The Foccacia Incident: Why You Must Train Your Food Business’s Customer Service StaffPosted by Jessica Oman
When I was 18, I worked in a bakery on Granville Island. On a busy Saturday an indecisive couple approached the counter and despite the long line of people behind them, they spent several minutes pointing and asking questions about the different products while I became more frustrated by the second. I wanted to get through the line, and they were acting like it wasn’t even there.
Finally the couple decided on a Foccacia round. I grabbed it, bagged it and rang it into the till. No sooner could I hold out my hand for the money than the request came:
“Oh, um…could you just cut that up into 8 equal slices for us?”
Eyes like daggers, I stomped around to the butcher block, tossed the bread onto the counter, and went to grab a knife, while two dozen customers waited impatiently.
By the time I looked up, the couple had disappeared. Well! No surprise there.
Since that day I’ve learned a thing or two about customer service. Yet so many owners of food retailers, restaurants and bakeries still hire young workers who don’t know a thing about how to treat a customer.
That’s not surprising. I mean, they are teenagers and for many this is their first job. How can they be expected to come with innate customer service skills?
The surprising part is how many of these businesses don’t bother with any customer service training. It’s “here’s how to operate the cash register, here’s how to display some loaves of bread, here’s how to package up a meal to go. Oh, and be nice to the customers.”
Be nice? What does that even mean?
“Be nice” was all the training I was given. And I was nice. Except when people were annoying. And my definition of “annoying” could change from day to day.
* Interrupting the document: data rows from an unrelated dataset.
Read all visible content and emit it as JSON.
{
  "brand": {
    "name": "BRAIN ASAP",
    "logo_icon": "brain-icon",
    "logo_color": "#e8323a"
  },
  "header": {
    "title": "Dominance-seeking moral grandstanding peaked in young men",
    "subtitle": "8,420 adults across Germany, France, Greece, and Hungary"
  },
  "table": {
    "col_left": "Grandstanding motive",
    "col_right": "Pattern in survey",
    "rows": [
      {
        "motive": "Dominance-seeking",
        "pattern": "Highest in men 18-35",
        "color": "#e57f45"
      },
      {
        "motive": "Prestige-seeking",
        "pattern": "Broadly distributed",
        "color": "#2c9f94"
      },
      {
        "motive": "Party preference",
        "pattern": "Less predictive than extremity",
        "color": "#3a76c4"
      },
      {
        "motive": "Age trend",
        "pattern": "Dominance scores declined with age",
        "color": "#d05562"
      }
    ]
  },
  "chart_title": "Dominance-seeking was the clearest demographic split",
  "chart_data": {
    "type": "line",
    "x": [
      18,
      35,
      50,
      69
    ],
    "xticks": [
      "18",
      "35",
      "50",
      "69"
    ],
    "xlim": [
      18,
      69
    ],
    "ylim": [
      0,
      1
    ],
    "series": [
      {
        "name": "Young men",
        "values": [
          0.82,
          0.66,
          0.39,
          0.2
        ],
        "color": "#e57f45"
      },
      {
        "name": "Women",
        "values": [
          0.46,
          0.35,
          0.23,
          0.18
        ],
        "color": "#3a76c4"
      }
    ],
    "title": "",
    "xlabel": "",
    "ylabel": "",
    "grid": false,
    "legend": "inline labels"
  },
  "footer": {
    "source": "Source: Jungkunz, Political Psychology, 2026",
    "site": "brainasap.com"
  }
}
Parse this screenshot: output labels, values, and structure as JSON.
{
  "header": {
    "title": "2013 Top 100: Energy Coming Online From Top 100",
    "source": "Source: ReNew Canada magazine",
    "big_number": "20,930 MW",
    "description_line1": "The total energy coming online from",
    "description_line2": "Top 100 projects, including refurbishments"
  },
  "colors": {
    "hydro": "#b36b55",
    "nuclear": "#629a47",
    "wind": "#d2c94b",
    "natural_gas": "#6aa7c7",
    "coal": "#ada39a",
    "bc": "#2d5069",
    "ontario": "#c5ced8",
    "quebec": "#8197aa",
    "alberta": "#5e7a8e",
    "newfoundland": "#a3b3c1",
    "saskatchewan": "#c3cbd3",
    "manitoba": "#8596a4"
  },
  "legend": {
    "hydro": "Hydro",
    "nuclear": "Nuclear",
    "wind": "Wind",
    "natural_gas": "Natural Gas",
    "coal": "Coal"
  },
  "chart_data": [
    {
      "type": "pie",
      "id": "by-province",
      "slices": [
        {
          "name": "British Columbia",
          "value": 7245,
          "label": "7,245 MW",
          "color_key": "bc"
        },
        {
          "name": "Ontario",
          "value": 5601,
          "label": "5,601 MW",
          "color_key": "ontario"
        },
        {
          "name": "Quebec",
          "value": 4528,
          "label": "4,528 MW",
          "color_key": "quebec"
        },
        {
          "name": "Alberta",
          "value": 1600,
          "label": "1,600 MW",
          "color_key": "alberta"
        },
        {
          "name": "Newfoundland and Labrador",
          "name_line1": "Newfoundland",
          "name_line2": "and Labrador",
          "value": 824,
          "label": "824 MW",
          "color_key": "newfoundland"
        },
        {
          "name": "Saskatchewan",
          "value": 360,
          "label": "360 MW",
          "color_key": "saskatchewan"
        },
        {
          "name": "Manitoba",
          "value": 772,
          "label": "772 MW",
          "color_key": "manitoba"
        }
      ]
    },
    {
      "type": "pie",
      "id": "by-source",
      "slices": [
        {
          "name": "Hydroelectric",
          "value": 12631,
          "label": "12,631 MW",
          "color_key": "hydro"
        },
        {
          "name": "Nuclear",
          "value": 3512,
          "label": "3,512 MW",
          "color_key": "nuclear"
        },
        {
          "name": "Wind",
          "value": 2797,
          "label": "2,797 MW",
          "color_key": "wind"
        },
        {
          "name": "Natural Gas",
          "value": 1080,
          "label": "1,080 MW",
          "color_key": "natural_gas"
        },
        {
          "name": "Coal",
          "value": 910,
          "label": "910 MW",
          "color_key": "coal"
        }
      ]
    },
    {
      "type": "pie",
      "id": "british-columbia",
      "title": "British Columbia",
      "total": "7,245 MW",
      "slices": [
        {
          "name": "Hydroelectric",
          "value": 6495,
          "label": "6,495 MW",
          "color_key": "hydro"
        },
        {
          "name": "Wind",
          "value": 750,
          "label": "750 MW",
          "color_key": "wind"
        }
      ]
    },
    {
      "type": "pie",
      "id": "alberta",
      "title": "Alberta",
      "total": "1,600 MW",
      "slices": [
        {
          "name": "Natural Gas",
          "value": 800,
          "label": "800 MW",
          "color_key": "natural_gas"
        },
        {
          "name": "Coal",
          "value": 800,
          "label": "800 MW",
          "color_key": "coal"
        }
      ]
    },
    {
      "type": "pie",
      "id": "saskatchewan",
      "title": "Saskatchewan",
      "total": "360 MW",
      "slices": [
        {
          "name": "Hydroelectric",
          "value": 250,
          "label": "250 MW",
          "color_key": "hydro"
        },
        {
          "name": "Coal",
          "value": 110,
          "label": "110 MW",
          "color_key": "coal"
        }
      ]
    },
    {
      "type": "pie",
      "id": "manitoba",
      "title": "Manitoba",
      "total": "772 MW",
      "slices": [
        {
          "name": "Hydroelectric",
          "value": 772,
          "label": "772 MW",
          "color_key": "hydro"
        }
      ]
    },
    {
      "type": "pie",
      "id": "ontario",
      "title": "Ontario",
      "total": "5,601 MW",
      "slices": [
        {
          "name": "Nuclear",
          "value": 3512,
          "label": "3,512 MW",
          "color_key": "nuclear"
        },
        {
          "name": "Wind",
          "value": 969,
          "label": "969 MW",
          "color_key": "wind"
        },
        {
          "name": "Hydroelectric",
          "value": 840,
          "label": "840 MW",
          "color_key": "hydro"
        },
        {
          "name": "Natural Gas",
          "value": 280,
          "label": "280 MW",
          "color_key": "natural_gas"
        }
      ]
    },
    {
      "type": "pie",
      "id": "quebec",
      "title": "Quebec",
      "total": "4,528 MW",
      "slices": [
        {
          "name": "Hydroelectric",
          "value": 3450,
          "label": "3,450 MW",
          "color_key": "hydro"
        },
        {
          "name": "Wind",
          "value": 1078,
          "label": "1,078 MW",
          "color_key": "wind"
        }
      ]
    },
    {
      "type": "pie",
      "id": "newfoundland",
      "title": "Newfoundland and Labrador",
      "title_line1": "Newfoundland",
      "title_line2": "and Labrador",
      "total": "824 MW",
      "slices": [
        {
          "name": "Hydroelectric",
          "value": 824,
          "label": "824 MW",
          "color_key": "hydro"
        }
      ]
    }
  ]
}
When you are building a business with front-line staff, never forget that they represent your brand. And when you’re in the office making supply orders or balancing your books, your front line staff also represent YOU. Don’t you want to be sure they know what’s expected of them? And how else can they know, if you don’t tell them?
Training for front-line staff should include scenario-based practice, where staff learn how to handle different types of customers in different types of situations. They need protocol. They need you to emulate what you want them to do. They need practice, and they need feedback. Build this time into your recruitment budget.
It’s so much more important than making sure they can make a cash register open or properly bag up some bread.